I felt an unfamiliar emotion stiffening me. Contrary to my usual friendly demeanour, I replied, “Why?” - a single word, both question and boundary.
There was a pause, where I held his eye. It may have felt longer than it was, but after that moment I sensed he had moved a little out of my way, and I began to move forward.
“I thought my car might be in your way,” he said, his tone still authoritative, but I didn't stop to look at him.
“I live here,” I said. From behind, I heard him say, “I suppose I should have recognised you.” I kept walking and let myself into my flat.
It took me several minutes in my kitchen, whilst I paced about, still wearing my bicycle helmet, to analyse the feeling.
It was anger.
I had to replay the event to discover why he had angered me. Had he really done anything wrong? His words were not obviously hostile. How had his body been turned towards mine? Why did I feel he was looking down his nose at me? What was it in his stature, his tone, that had offended me so?
When these things happen, I often test the situation with my own behaviour. Would I have stepped in front of someone and spoken in the way he did? If I had meant well, how might I have approached a stranger that perhaps was put out by my car? All I could think was that I’d have opened with an apologetic 'Is my car in your way?'
Another simulation I run is would he have behaved in the same way were I a man? In this case, I think the answer is yes. This was not about gender. I would guess this man is an established homeowner in the mews. There was something proprietorial about his manner, as if I were in the grounds of his castle.

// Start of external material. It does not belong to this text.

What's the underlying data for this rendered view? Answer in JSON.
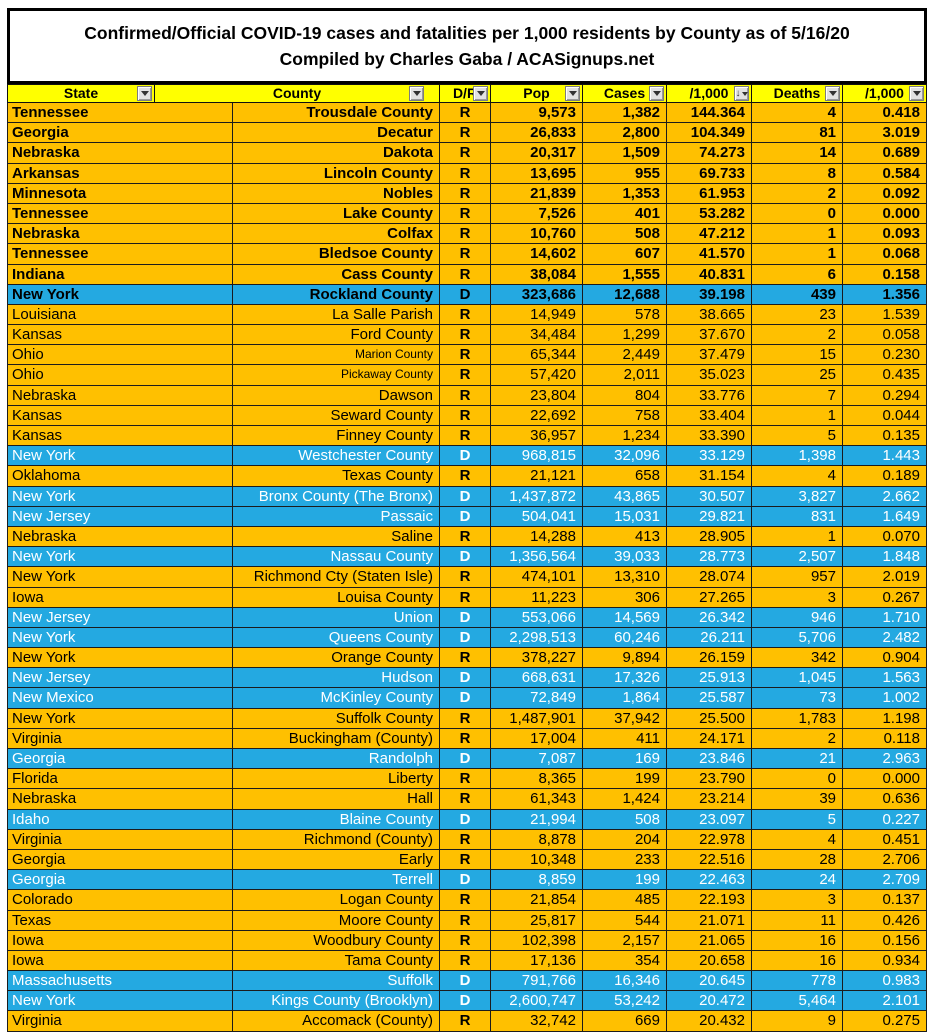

I feel satisfied with my response.
I have not always been the quickest to respond to an emotion, with trust. I remember in therapy years ago. I’d retell, as if to a friend, with words tumbling out, a situation that had upset me. The therapist would lean forward urgently and say, “Where do you feel it in your body?” This would silence me, and I’d think, “Oh fuck off.”
I still don’t feel emotions in the way that would satisfy my old therapist. I don't know where in my body the anger was. What matters today is that I let it lead me.
Sometimes the body feels things quicker than the mind can unpick them. I was raised to be polite, be pleasant, and not to cause a fuss. When I followed these rules, and ignored my instincts, I found myself disappointed afterwards.
It’s too easy to assume guilt or wrong-doing when confronted. Like an ill fitting door, it drags and forms an ugly welt over time.
I'm tired of the old rules, and these small moments of self-possession are how I reclaim my own thresholds.